That popular politeness, "Not in front of the children" -- employed to protect offspring from knowledge of family deaths and divorces -- can now be applied to children's entertainment.
Superficially, last week in the UK looked like an early showbiz Christmas for kids: Little Britain, cult playground viewing, is back on our screens, while the fourth Harry Potter film opened last Friday. But, viewed from a greater height, these new terms for Little Britain's Vicky Pollard and Hermione Granger herald a crisis over the issue of what younger audiences should see.
Little Britain, on DVD or video, is certificated for over-15s and BBC1 transmission begins after the 9pm watershed (when adult material may be shown), but surveys and the shrill repetition of the show's Matt Lucas and David Walliams' catchphrases in playgrounds offer overwhelming evidence of a significant fan base between the ages of four and 10.
And while the three previous films about the boy wizard have been rated PG (Parental Guidance), Harry Potter and the Goblet of Fire has received a 12A certificate in the UK because of fears about some scenes. This decision will lead to many tears, because a generation of under-10s already has the Potter-movie habit, and expulsion from the club will feel like an especially bad example of parents being, in the current short-pants slang, random and, indeed, stressy.
The difficulty in the Potter case is that the decisions made by parents really will be random in the old sense as well. With Little Britain, the television and DVD regulators operate like an old theatrical lord chamberlain and simply say: no under-15s. But the 12A classification leaves the question of who gets to see the Quidditch World Cup to the discretion of parents -- under-12s can go, but some probably shouldn't. So no blaming it on the government; this is where we earn our parental overdrafts.

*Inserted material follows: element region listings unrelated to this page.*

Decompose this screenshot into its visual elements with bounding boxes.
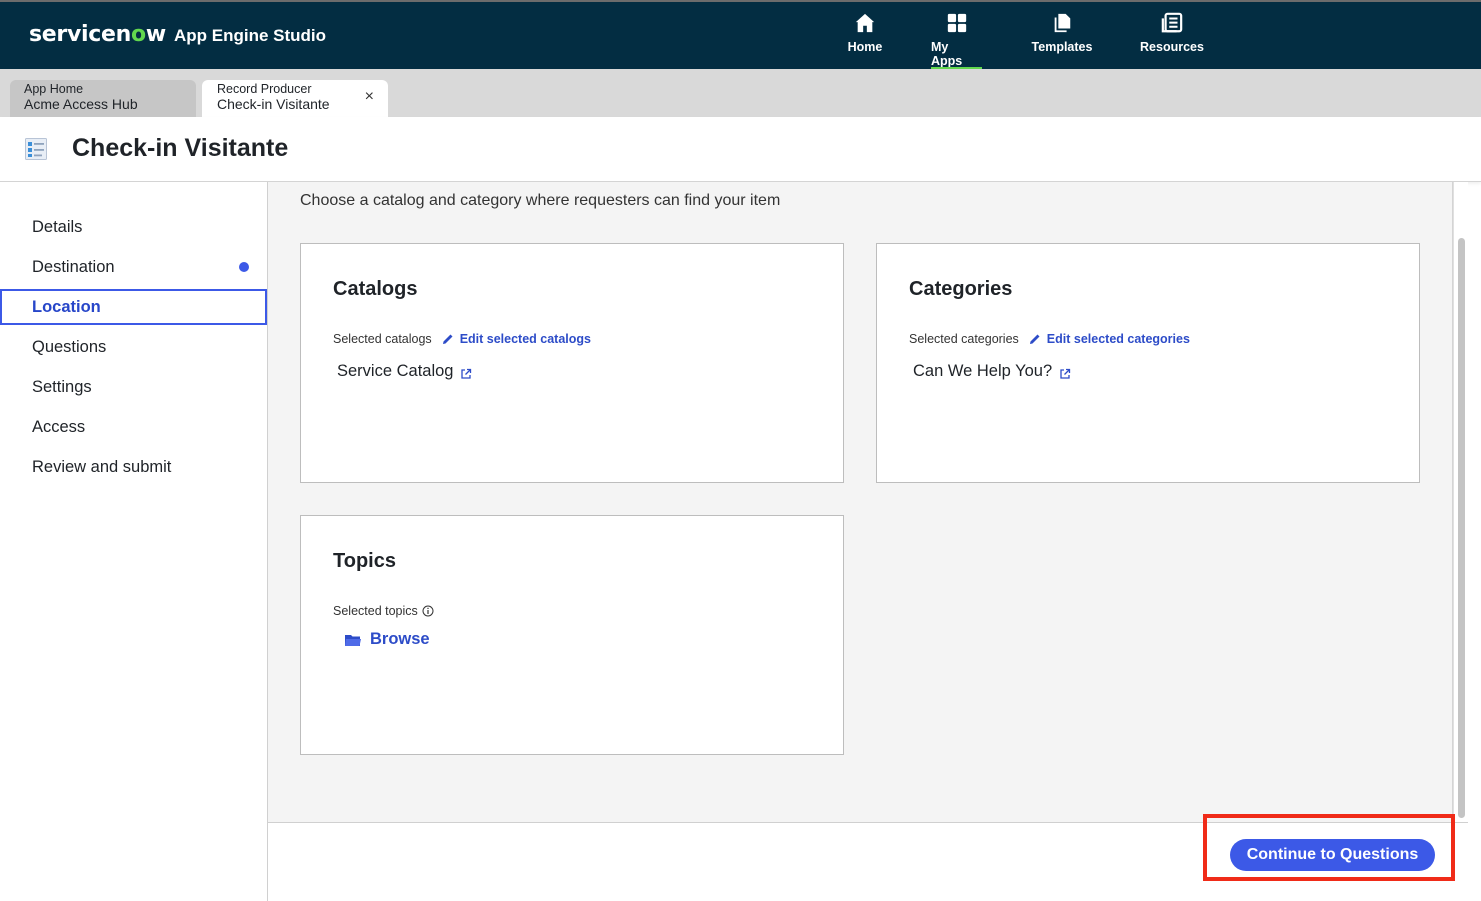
selected-topics-row: Selected topics [333,604,434,618]
close-tab-icon[interactable]: × [365,88,374,106]
resources-icon [1161,12,1183,33]
logo-text-suffix: w [145,22,166,47]
topics-card: Topics Selected topics Browse [300,515,844,755]
nav-home[interactable]: Home [848,12,882,70]
edit-selected-catalogs-link[interactable]: Edit selected catalogs [442,332,591,346]
record-producer-icon [25,138,47,160]
step-questions-label: Questions [32,338,107,356]
pencil-icon [1029,334,1040,344]
top-navigation-bar: servicenow App Engine Studio Home My App… [0,0,1481,71]
step-sidebar: Details Destination Location Questions S… [0,182,268,901]
main-content: Choose a catalog and category where requ… [268,182,1453,822]
step-settings-label: Settings [32,378,92,396]
edit-selected-catalogs-label: Edit selected catalogs [459,332,591,346]
nav-my-apps[interactable]: My Apps [931,12,982,71]
catalogs-card: Catalogs Selected catalogs Edit selected… [300,243,844,483]
step-location[interactable]: Location [0,289,267,325]
step-review-and-submit[interactable]: Review and submit [0,449,267,485]
catalogs-title: Catalogs [333,278,418,300]
step-destination[interactable]: Destination [0,249,267,285]
tab-app-home-type: App Home [24,82,84,96]
tab-app-home[interactable]: App Home Acme Access Hub [10,80,196,117]
servicenow-logo[interactable]: servicenow [29,22,166,47]
home-icon [855,13,875,33]
categories-title: Categories [909,278,1013,300]
status-dot [239,262,249,272]
pencil-icon [442,334,453,344]
tab-record-producer-name: Check-in Visitante [217,96,330,112]
templates-icon [1054,13,1071,33]
edit-selected-categories-label: Edit selected categories [1046,332,1190,346]
external-link-icon[interactable] [460,368,472,380]
main-scrollbar[interactable] [1453,182,1468,822]
page-header: Check-in Visitante [0,117,1481,182]
continue-to-questions-button[interactable]: Continue to Questions [1230,839,1435,871]
category-value[interactable]: Can We Help You? [913,362,1071,381]
grid-icon [947,13,966,33]
scrollbar-thumb[interactable] [1458,238,1465,818]
topics-title: Topics [333,550,396,572]
nav-home-label: Home [847,40,883,54]
logo-text-prefix: servicen [29,22,131,47]
browse-topics-button[interactable]: Browse [345,630,430,649]
page-title: Check-in Visitante [72,134,289,162]
selected-categories-label: Selected categories [909,332,1019,346]
selected-catalogs-label: Selected catalogs [333,332,432,346]
info-icon[interactable] [422,605,434,617]
step-destination-label: Destination [32,258,115,276]
step-questions[interactable]: Questions [0,329,267,365]
step-details[interactable]: Details [0,209,267,245]
step-settings[interactable]: Settings [0,369,267,405]
category-name: Can We Help You? [913,362,1053,380]
browse-label: Browse [370,630,430,648]
logo-text-o: o [130,22,146,47]
selected-catalogs-row: Selected catalogs Edit selected catalogs [333,332,591,346]
app-engine-studio-title: App Engine Studio [174,26,327,45]
external-link-icon[interactable] [1059,368,1071,380]
nav-resources-label: Resources [1140,40,1204,54]
step-details-label: Details [32,218,83,236]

Last week's coincidence of borderline material in television and film, however, simply brings to a peak one of the stories of the year in culture. After a long spell of small burglaries, this is the year when the grown-ups finally stormed the playroom and stole children's entertainment for their own purposes.
The returning Doctor Who, though undoubtedly one of the TV triumphs of the past 12 months, was frequently adult in tone and theme, its screenings moved further and further past teatime and its DVDs steered towards teenagers. Steven Spielberg's War of the Worlds, although classified 12A, featured scenes of peril that feel nearer an 18-year-old certification, and I still wake at night with sweaty regret at having taken a sensitive 10-year-old to see it.
This rise of children's entertainment that children ideally wouldn't see is largely due to a shift in attitudes. While Victorians and Edwardians used euphemism, whimsy and other swaddling to keep their offspring younger than they were, babies of the late second Elizabethan era are raised older than their calendar age. Childcare manuals encourage parents to speak to babies and toddlers as if they are work colleagues. The rise of viral advertising also means the young are ever more likely to know what's supposed to be kept from them.
This effect has been exacerbated because the artistic mission of almost every artist these days is to get scarier, a reflection of the stressy and random world in which we live. Each successive Harry Potter director, at his coronation press conference, declares his aim is to "make it darker."
And with J.K. Rowling, this is a declared part of the project: the Potters are the only major children's series in which the characters get older in each book. That's fine for readers who joined the series, on page or screen, when they were eight or 10, but those who came in younger are being accelerated towards adolescent atmospheres.
Little Britain is a different case, aiming for viewers who are British rather than little but accidentally grabbing the latter because a few characters are kindergarten slapstick, with catchphrases ("ergh-ergh-erggggh") that even the tiniest can parrot.
But, as the new series makes clear, Little Britain isn't designed to be received in the very youngest school class, the punchlines frequently involving fellatio, erections, incontinence and men wrestling in naked transvestite fat suits.
Some liberals will insist that children are brilliantly sophisticated filters who get the gags they get and ignore the others without damage. But I wouldn't take the risk. The film censors, in introducing the 12A level, signalled a move from a nanny state towards a parent state. Little Britain and the new Potter film throw down the mitten. It's time to use a phrase we secretly hoped had been censored from parenthood: "No, you can't." Prepare for tears.